Alors, qu’est-ce qu’on fait ?

Si ce billet vous pose question, vous donne envie d’agir, de critiquer, alors prenez la parole (en commentaire ou via #JVDEBOUT) – puisque c’est par là que tout commence.

 


 

RESSOURCES :

 

Rendre la création accessible :

S’il y avait parmi les lecteurs des personnes souhaitant créer des jeux mais ne sachant pas par où commencer, voici quelques ressources utiles :

  • Quelques logiciels facilitant la création (ordre par niveau d’accessibilité) : Scratch, RPG Maker, Construct 2, GDevelop, Game Maker, Unity.
  • Game Creation Tools Classification : Une bbd listant les logiciels de création (482)

Enfin, les sceptiques pourraient être refroidis par deux distinctions malheureusement habituelles.

  1. Jeu vidéo VS Sérieux.Pour ceux qui ignoreraient les capacités du jeu vidéo à s’emparer de sujets politiques et/ou sociaux, je recommande les jeux suivants :
    – EveryDay The Same Dream (dont je parlais ici)
    – Papers, Please
    – Dys4ia
    – Cart Life
    – September 12th
    – Phone Story
    – Avenue de l’École de Joinville
    – Sunset
    – 9.03m
    – The Stanley Parabole
  2. Réel VS Virtuel.
    Il est encore commun de voir, surtout chez les non-joueurs, une séparation entre la « vraie vie » et la fiction, le jeu, internet, les médias sociaux, le virtuel.
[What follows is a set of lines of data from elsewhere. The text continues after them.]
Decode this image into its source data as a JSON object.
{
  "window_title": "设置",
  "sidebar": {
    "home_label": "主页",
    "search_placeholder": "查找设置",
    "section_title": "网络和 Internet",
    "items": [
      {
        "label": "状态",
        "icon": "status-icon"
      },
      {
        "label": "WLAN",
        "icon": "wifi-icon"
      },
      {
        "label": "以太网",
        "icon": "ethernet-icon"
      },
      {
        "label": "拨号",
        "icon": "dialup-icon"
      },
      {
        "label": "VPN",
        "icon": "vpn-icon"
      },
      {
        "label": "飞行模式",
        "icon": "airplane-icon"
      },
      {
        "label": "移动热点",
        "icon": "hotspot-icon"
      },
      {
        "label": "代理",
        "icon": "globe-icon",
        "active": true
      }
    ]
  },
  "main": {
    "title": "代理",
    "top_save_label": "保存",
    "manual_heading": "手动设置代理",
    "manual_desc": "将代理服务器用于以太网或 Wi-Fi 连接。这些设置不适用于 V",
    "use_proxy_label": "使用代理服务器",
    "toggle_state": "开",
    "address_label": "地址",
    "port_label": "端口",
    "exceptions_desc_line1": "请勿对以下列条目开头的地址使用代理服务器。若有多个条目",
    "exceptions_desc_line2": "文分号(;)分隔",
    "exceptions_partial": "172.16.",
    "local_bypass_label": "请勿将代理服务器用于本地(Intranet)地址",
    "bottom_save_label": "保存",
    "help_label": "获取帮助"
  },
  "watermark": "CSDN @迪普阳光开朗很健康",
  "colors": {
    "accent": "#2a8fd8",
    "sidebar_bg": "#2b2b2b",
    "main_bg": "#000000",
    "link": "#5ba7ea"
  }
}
Comme si les 30.000 personnes qui suivent régulièrement le périscope parisien de #NuitDebout sur Internet n’existaient pas vraiment. Ou – pire ! – comme si ces spectateurs accourraient sur la place en l’absence de la diffusion du direct. Dans le même esprit, nombreuses étaient les critiques contre le mouvement #OnVautMieuxQueCa : « ça ne suffit pas, le gouvernement n’entend que la rue. ». Et Usul de répondre sur Arrêt sur Images (je résume ce que j’en ai retiré) : « chaque chose en son temps ». Et effectivement, il ne s’agit pas de substituer un hashtag ou un jeu à la lutte. Mais de prendre part au processus, de participer à la convergence des luttes. D’ailleurs le prototype n’avancera pas aujourd’hui : je dois rejoindre #NUITDEBOUT à #LIEGE.